Ultraviolet Photodetection Based on ZnO Colloidal Nanoparticles Made by Top-Down Wet-Chemistry Synthesis Process

ZnO bulk material (bandgap 3.26 eV) was reduced in size via a top-down wet-chemistry synthesis process into colloidal nanoparticles that were then coated with polyvinyl-alcohol (PVA). When the nanoparticles were excited at 340 nm, strong UV emission at 377 nm was observed, and parasitic green emission (510 nm) which normally appears in ZnO nano-material was suppressed. Quantum confinement effects of the nanoparticles were observed by a 5 nm blue shift from ZnO bulk material (380 nm) in the absorption spectrum. The same characteristics held true when the particles were deposited onto substrates to form a photoconductive detector.

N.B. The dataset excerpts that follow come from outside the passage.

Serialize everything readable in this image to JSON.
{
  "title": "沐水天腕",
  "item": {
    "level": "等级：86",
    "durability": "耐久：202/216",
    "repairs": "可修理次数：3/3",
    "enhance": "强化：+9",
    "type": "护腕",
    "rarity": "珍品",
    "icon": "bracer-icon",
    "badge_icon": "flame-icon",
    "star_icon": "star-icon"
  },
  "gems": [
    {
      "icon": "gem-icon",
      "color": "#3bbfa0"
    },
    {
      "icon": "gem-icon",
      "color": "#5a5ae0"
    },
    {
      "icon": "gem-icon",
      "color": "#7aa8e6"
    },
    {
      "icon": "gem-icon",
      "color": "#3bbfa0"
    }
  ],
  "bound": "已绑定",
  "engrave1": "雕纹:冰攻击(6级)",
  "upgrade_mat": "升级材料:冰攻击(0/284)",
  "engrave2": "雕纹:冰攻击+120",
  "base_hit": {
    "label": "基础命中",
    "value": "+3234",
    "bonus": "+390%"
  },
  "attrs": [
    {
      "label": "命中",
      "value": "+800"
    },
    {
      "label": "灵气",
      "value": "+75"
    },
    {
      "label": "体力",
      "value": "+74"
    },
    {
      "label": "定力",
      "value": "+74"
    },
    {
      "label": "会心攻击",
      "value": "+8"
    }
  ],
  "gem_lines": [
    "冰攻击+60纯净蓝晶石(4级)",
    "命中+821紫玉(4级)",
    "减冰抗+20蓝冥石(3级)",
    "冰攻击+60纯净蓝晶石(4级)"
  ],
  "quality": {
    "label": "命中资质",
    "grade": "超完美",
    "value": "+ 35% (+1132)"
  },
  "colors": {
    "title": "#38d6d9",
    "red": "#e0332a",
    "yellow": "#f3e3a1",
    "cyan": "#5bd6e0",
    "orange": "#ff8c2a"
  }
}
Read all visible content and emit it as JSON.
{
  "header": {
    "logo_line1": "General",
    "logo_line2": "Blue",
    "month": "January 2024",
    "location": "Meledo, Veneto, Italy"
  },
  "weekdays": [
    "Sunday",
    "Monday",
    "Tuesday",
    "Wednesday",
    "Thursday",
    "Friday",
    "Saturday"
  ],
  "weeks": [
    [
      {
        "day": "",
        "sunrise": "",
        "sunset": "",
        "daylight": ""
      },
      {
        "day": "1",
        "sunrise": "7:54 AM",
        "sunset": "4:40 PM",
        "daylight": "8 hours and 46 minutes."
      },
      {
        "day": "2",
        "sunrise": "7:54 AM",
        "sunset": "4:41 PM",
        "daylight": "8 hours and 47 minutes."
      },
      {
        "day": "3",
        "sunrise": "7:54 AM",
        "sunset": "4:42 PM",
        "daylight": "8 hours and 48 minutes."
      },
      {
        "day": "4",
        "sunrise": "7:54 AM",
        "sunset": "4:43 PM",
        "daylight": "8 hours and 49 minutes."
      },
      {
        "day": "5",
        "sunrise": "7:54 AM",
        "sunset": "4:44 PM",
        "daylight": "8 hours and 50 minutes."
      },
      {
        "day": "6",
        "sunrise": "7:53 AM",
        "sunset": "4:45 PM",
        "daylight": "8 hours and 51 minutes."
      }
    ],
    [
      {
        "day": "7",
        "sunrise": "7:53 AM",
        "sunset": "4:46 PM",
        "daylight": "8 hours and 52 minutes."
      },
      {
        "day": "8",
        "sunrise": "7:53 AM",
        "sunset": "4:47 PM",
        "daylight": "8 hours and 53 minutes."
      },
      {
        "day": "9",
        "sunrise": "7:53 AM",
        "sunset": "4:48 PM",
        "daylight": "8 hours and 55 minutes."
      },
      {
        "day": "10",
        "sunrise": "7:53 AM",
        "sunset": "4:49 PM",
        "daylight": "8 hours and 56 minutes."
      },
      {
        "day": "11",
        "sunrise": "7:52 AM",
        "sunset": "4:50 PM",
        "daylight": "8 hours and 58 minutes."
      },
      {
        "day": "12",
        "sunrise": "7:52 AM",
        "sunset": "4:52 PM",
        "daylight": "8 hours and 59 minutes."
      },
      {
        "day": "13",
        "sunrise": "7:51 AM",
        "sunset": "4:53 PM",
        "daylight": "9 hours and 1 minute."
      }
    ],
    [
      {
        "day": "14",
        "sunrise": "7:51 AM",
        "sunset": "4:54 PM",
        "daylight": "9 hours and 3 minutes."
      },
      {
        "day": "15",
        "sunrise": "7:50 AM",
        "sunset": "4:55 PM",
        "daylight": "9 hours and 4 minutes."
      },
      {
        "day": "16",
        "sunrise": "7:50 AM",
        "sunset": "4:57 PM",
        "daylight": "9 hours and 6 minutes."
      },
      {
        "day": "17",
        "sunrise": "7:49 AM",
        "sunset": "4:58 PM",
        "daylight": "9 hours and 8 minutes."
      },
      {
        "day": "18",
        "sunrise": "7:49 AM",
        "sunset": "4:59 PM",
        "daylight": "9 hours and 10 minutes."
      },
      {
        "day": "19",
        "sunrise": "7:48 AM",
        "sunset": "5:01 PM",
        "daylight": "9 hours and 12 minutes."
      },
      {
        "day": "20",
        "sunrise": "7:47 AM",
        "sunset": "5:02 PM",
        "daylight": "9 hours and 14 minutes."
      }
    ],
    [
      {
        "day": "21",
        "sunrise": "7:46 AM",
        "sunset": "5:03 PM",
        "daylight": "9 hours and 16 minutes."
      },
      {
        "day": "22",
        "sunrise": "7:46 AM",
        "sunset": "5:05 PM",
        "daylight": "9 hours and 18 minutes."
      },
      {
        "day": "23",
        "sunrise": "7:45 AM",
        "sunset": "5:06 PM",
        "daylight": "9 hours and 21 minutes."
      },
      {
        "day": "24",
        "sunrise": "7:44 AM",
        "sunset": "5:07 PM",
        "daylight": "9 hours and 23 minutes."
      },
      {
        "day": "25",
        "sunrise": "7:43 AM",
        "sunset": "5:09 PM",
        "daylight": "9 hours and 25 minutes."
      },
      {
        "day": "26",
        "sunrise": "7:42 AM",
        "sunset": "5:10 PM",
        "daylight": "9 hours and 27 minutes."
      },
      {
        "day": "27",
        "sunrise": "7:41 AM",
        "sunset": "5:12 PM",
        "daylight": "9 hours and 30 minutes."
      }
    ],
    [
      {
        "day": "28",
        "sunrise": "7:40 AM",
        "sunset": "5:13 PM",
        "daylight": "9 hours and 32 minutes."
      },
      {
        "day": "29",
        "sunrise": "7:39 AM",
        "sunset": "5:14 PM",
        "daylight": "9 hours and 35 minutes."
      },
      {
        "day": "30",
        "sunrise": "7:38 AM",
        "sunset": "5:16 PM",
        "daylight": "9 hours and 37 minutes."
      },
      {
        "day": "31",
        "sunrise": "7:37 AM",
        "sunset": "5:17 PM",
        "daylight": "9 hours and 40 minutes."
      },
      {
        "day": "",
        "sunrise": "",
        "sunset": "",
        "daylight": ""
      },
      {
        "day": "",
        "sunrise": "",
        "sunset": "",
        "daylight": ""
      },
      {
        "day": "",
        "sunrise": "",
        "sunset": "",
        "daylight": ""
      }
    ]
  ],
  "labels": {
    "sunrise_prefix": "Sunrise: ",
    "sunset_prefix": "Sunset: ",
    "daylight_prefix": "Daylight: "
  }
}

Point contact current-voltage characteristics of the detector were measured under darkness and 340 nm UV LED. The ratio of the UV photogenerated current to dark current was as high as 10⁵. Spectral response of the detector demonstrates a sharp cut-off wavelength at 375 nm, with a UV responsivity equivalent to twice that of a commercial UV enhanced Si-based photodetector. The time response indicated the rise and fall time were 22s and 11s respectively. The results confirm that top-down wet-chemistry synthesized ZnO nanoparticles are suitable for small signal visible blind UV detection.